I want to draw your attention to coltan, which is the ore that contains tantalum. From an engineering perspective, tantalum is a sweetheart metal. It has ideal mechanical, thermal, and chemical properties. It can be heated to very high temperatures, it is stable in corrosive environments, and it machines well. It also maintains these properties after heating; tungsten, for example, becomes extremely brittle and fragile once it's heated, which is why incandescent light bulb filaments break so easily. This is not so with tantalum, which can be re-machined after heating to high temperatures. Alloys of tantalum behave nicely, as well.

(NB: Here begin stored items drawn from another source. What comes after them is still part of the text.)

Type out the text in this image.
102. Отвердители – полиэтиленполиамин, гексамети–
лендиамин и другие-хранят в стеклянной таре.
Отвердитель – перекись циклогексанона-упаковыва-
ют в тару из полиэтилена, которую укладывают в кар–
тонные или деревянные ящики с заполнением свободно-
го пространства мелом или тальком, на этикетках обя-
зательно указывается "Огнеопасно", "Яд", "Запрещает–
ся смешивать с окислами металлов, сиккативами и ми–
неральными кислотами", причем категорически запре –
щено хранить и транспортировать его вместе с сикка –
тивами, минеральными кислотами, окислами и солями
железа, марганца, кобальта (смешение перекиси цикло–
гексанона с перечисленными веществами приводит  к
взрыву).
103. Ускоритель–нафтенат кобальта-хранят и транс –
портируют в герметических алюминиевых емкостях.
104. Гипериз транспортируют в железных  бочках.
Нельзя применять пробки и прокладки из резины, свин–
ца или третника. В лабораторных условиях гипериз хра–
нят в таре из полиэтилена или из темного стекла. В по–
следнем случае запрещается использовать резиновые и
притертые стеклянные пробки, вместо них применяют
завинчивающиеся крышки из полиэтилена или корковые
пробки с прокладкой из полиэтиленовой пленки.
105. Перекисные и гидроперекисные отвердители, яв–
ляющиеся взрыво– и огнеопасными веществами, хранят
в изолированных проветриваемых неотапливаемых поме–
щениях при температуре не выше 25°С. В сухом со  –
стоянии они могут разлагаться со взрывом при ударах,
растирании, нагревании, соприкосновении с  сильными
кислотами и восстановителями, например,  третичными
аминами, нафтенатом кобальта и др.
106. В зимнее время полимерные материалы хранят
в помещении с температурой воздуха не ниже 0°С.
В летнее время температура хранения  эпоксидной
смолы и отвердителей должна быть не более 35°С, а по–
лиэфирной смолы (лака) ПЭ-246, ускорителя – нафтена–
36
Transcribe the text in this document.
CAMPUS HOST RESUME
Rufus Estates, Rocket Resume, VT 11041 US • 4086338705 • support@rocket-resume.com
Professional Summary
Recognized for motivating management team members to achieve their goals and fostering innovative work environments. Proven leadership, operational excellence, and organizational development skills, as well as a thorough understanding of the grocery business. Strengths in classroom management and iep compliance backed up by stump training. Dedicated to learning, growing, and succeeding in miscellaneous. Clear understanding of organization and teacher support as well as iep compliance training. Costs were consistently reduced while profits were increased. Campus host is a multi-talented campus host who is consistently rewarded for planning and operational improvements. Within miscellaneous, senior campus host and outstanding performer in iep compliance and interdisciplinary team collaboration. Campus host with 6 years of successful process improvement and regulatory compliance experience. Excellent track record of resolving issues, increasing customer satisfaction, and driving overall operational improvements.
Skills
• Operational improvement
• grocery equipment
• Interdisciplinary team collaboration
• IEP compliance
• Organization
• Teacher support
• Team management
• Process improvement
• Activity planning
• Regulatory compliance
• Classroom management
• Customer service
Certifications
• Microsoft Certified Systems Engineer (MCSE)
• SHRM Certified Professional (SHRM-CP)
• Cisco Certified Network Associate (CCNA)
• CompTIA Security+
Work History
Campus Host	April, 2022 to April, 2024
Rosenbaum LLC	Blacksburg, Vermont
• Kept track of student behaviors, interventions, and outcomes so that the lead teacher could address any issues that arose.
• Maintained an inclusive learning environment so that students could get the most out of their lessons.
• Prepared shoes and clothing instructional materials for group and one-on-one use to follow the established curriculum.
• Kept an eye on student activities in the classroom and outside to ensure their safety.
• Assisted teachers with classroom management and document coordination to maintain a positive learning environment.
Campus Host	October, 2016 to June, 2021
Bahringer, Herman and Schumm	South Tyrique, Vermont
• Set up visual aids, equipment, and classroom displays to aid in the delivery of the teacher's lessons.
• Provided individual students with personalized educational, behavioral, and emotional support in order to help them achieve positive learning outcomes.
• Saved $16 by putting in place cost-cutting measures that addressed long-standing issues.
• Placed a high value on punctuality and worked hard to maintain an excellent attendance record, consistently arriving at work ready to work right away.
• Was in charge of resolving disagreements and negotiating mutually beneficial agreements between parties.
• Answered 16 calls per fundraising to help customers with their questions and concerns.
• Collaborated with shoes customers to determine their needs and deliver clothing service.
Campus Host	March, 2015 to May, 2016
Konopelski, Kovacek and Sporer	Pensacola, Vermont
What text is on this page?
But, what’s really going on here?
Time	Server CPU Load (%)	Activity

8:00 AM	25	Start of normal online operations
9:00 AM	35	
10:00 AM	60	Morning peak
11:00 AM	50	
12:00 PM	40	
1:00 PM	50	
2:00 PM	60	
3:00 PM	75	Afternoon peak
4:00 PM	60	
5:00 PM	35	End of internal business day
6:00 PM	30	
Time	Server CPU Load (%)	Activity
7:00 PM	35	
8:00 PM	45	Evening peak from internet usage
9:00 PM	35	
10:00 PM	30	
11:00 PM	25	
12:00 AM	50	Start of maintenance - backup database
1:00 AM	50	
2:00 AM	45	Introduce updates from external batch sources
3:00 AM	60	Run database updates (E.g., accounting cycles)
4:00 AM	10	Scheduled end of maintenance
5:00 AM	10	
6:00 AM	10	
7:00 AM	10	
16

The video refers to widespread use of tantalum capacitors, but because of its favorable properties tantalum is commonly used in industry. Camera lenses are made with tantalum oxide. Tantalum metal is ideal for making surgical implants and instruments -- it even bonds with hard tissue better than other metals. Its ductility and suppleness make it the metal of choice for fine wires and long-lasting filaments, and its alloys are used in jet engines, missiles, and process equipment for engineering across the board. Our technology makes us dependent on this precious metal.

** Jeanette and Generose's stories are told by Women for Women International, another organization that is doing fine work to support war survivors in the DRC. Read about Jeanette in The Other Side of War by Zainab Salbi; Nicholas Kristof tells Generose's story in the links provided.